(前回からの続き)
わが国の昨年11月の経常収支が5928億円と過去最悪の赤字を記録しました。このところの各月では、貿易赤字を所得収支の黒字が補ってトータルの経常収支はプラスになることもありましたが、11月はその所得収支でも貿易赤字を埋め切れなかった―――これは、石油やLNGなどの輸入燃料代が膨らんだことが原因です。実際、「輸入」は11月としては過去最大となっています・・・。
もちろん経済基盤が強固なわが国は、単月で6千億円程度の経常赤字になったくらいでどうなるものではありません。しかし、この円安モード、「異次元緩和」(≒円安誘導)を実施中の日銀正副総裁の任期中、つまりあと4年以上も続けられる可能性があります・・・。それほどの長きにわたって毎月、数千億円もの経常赤字を垂れ流したら、さすがのわが国も国力を大きく喪失するのではないでしょうか。なぜって、経常赤字→貯蓄の減少→国債消化力の低下→金利の上昇・・・日本経済の根幹が揺らぎかねない・・・。
以前も書きましたが、原発が停止している現在、わが国は大量の火力燃料を輸入せざるを得ないことから、人為的に円安にしても、輸出より輸入のほうが増えて差し引きの貿易収支はむしろ赤字になる傾向があります。逆にいえば、(本稿⑤で書いたような考え方に基づく)ある程度の「円安修正」によって輸入燃料価格を引き下げれば、貿易収支の改善につながるとともに、電気代やガソリン代などの価格が下がって、内需に好影響を与えることになる、という見方も成り立つはず・・・。そんなことも含め、総合的な国益の観点から、そろそろ本気で「適切な円安を議論」すべき時だ―――上記の巨額の経常赤字を目の当たりにして、あらためてそんなことを思います。

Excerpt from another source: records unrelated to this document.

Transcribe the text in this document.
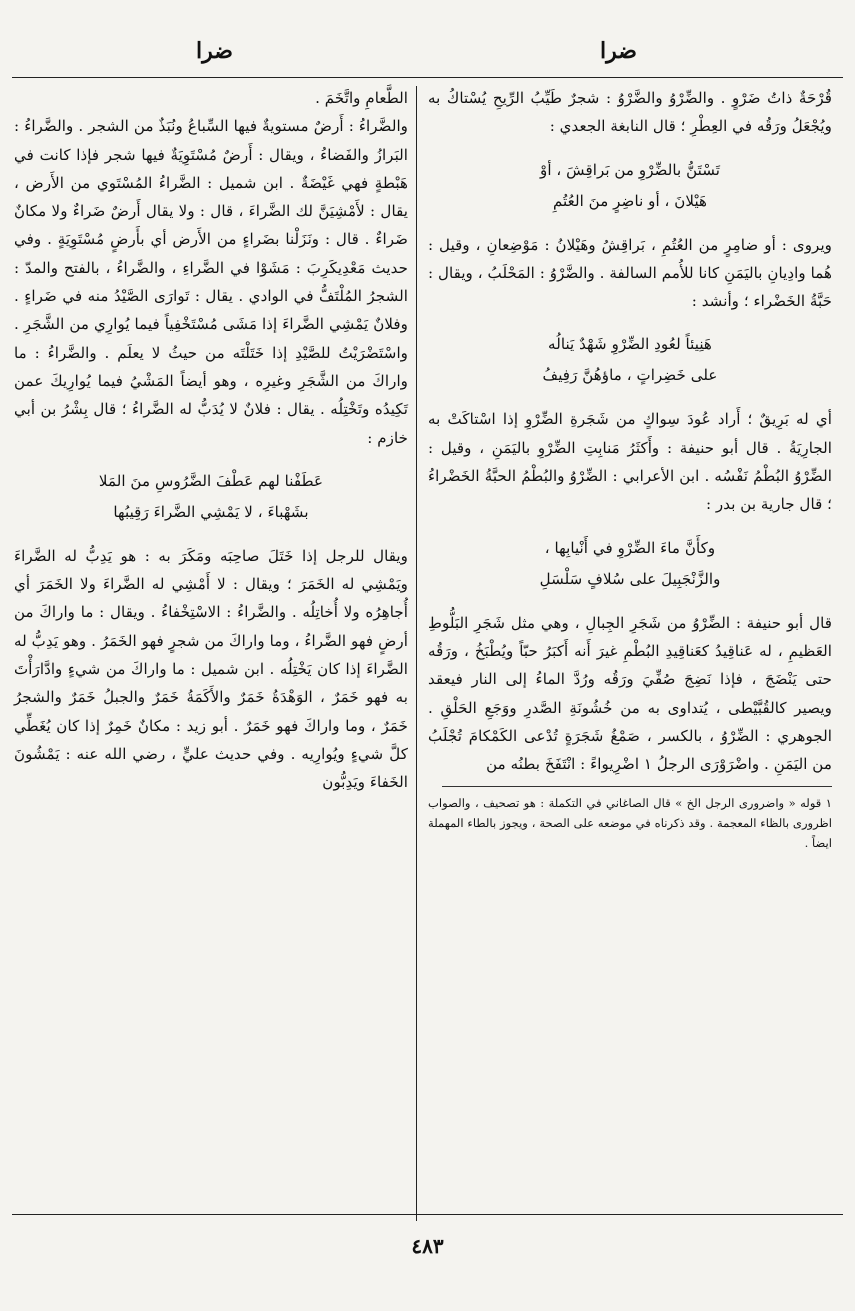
ضرا
ضرا

قُرْحَةٌ ذاتُ ضَرْوٍ . والضِّرْوُ والضَّرْوُ : شجرٌ طَيِّبُ الرِّيحِ يُسْتاكُ به ويُجْعَلُ ورَقُه في العِطْرِ ؛ قال النابغة الجعدي :

تَسْتَنُّ بالضِّرْوِ من بَراقِشَ ، أوْ
هَيْلانَ ، أو ناضِرٍ منَ العُتُمِ

ويروى : أو ضامِرٍ من العُتُمِ ، بَراقِشُ وهَيْلانُ : مَوْضِعانِ ، وقيل : هُما وادِيانِ باليَمَنِ كانا للأُمم السالفة . والضَّرْوُ : المَحْلَبُ ، ويقال : حَبَّةُ الخَضْراء ؛ وأنشد :

هَنِيئاً لعُودِ الضِّرْوِ شَهْدٌ يَنالُه
على خَضِراتٍ ، ماؤهُنَّ رَفِيفُ

أي له بَرِيقٌ ؛ أَراد عُودَ سِواكٍ من شَجَرةِ الضِّرْوِ إذا اسْتاكَتْ به الجارِيَةُ . قال أبو حنيفة : وأَكثَرُ مَنابِتِ الضِّرْوِ باليَمَنِ ، وقيل : الضِّرْوُ البُطْمُ نَفْسُه . ابن الأعرابي : الضِّرْوُ والبُطْمُ الحبَّةُ الخَضْراءُ ؛ قال جارية بن بدر :

وكأَنَّ ماءَ الضِّرْوِ في أَنْيابِها ،
والزَّنْجَبِيلَ على سُلافٍ سَلْسَلِ

قال أبو حنيفة : الضِّرْوُ من شَجَرِ الجِبالِ ، وهي مثل شَجَرِ البَلُّوطِ العَظيمِ ، له عَناقِيدُ كعَناقِيدِ البُطْمِ غيرَ أَنه أَكبَرُ حبّاً ويُطْبَخُ ، ورَقُه حتى يَنْضَجَ ، فإذا نَضِجَ صُفِّيَ ورَقُه ورُدَّ الماءُ إلى النار فيعقد ويصير كالقُبَّيْطى ، يُتداوى به من خُشُونَةِ الصَّدرِ ووَجَعِ الحَلْقِ . الجوهري : الضِّرْوُ ، بالكسر ، صَمْغُ شَجَرَةٍ تُدْعى الكَمْكامَ تُجْلَبُ من اليَمَنِ . واضْرَوْرَى الرجلُ ١ اضْرِيواءً : انْتَفَخَ بطنُه من

١ قوله « واضروری الرجل الخ » قال الصاغاني في التكملة : هو تصحيف ، والصواب اظروری بالظاء المعجمة . وقد ذكرناه في موضعه على الصحة ، ويجوز بالطاء المهملة ايضاً .

الطَّعامِ واتَّخَمَ .

والضَّراءُ : أَرضٌ مستويةٌ فيها السِّباعُ ونُبَذٌ من الشجر . والضَّراءُ : البَرازُ والفَضاءُ ، ويقال : أَرضٌ مُسْتَوِيَةٌ فيها شجر فإذا كانت في هَبْطةٍ فهي غَيْضَةٌ . ابن شميل : الضَّراءُ المُسْتَوي من الأَرض ، يقال : لأَمْشِيَنَّ لك الضَّراءَ ، قال : ولا يقال أَرضٌ ضَراءٌ ولا مكانٌ ضَراءٌ . قال : ونَزَلْنا بضَراءٍ من الأَرض أي بأَرضٍ مُسْتَوِيَةٍ . وفي حديث مَعْدِيكَرِبَ : مَشَوْا في الضَّراءِ ، والضَّراءُ ، بالفتح والمدّ : الشجرُ المُلْتَفُّ في الوادي . يقال : تَوارَى الصَّيْدُ منه في ضَراءٍ . وفلانٌ يَمْشِي الضَّراءَ إذا مَشَى مُسْتَخْفِياً فيما يُوارِي من الشَّجَرِ . واسْتَضْرَيْتُ للصَّيْدِ إذا خَتَلْتَه من حيثُ لا يعلَم . والضَّراءُ : ما واراكَ من الشَّجَرِ وغيرِه ، وهو أيضاً المَشْيُ فيما يُوارِيكَ عمن تَكِيدُه وتَخْتِلُه . يقال : فلانٌ لا يُدَبُّ له الضَّراءُ ؛ قال بِشْرُ بن أبي خازم :

عَطَفْنا لهم عَطْفَ الضَّرُوسِ منَ المَلا
بشَهْباءَ ، لا يَمْشِي الضَّراءَ رَقِيبُها

ويقال للرجل إذا خَتَلَ صاحِبَه ومَكَرَ به : هو يَدِبُّ له الضَّراءَ ويَمْشِي له الخَمَرَ ؛ ويقال : لا أَمْشِي له الضَّراءَ ولا الخَمَرَ أي أُجاهِرُه ولا أُخاتِلُه . والضَّراءُ : الاسْتِخْفاءُ . ويقال : ما واراكَ من أرضٍ فهو الضَّراءُ ، وما واراكَ من شجرٍ فهو الخَمَرُ . وهو يَدِبُّ له الضَّراءَ إذا كان يَخْتِلُه . ابن شميل : ما واراكَ من شيءٍ وادَّارَأْتَ به فهو خَمَرٌ ، الوَهْدَةُ خَمَرٌ والأَكَمَةُ خَمَرٌ والجبلُ خَمَرٌ والشجرُ خَمَرٌ ، وما واراكَ فهو خَمَرٌ . أبو زيد : مكانٌ خَمِرٌ إذا كان يُغَطِّي كلَّ شيءٍ ويُوارِيه . وفي حديث عليٍّ ، رضي الله عنه : يَمْشُونَ الخَفاءَ ويَدِبُّون

٤٨٣
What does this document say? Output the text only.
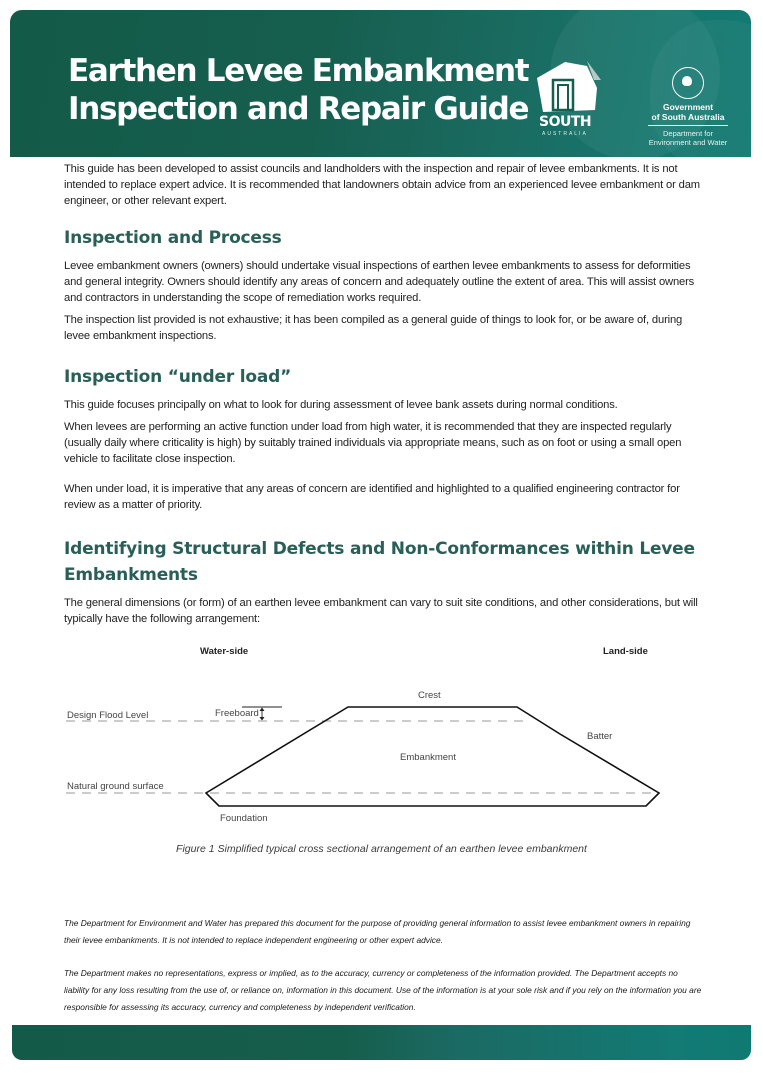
Earthen Levee Embankment
Inspection and Repair Guide SOUTH
AUSTRALIA
Government
of South Australia
Department for
Environment and Water

This guide has been developed to assist councils and landholders with the inspection and repair of levee embankments. It is not intended to replace expert advice. It is recommended that landowners obtain advice from an experienced levee embankment or dam engineer, or other relevant expert.

Inspection and Process

Levee embankment owners (owners) should undertake visual inspections of earthen levee embankments to assess for deformities and general integrity. Owners should identify any areas of concern and adequately outline the extent of area. This will assist owners and contractors in understanding the scope of remediation works required.

The inspection list provided is not exhaustive; it has been compiled as a general guide of things to look for, or be aware of, during levee embankment inspections.

Inspection “under load”

This guide focuses principally on what to look for during assessment of levee bank assets during normal conditions.

When levees are performing an active function under load from high water, it is recommended that they are inspected regularly (usually daily where criticality is high) by suitably trained individuals via appropriate means, such as on foot or using a small open vehicle to facilitate close inspection.

When under load, it is imperative that any areas of concern are identified and highlighted to a qualified engineering contractor for review as a matter of priority.

Identifying Structural Defects and Non-Conformances within Levee Embankments

The general dimensions (or form) of an earthen levee embankment can vary to suit site conditions, and other considerations, but will typically have the following arrangement:

Water-side	Land-side
Crest
Design Flood Level	Freeboard
Batter
Embankment
Natural ground surface
Foundation
Figure 1 Simplified typical cross sectional arrangement of an earthen levee embankment
The Department for Environment and Water has prepared this document for the purpose of providing general information to assist levee embankment owners in repairing their levee embankments. It is not intended to replace independent engineering or other expert advice.
The Department makes no representations, express or implied, as to the accuracy, currency or completeness of the information provided. The Department accepts no liability for any loss resulting from the use of, or reliance on, information in this document. Use of the information is at your sole risk and if you rely on the information you are responsible for assessing its accuracy, currency and completeness by independent verification.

本稿冒頭でご紹介した経済同友会・長谷川代表幹事のコメントを再掲します―――「さらなる円安の可能性は否定できない。原発が稼動していたころに比べて(年間)4兆円くらい化石燃料の輸入が増えている。あまり円安を歓迎できないし、円安になっても影響が中立になるように(貿易)収支の改善を考えていかないといけない」―――1年でもっとも暖房需要が高まるこの時節、実業界トップのこの「警句」に、多くの人々が耳を傾けてほしいと願っています。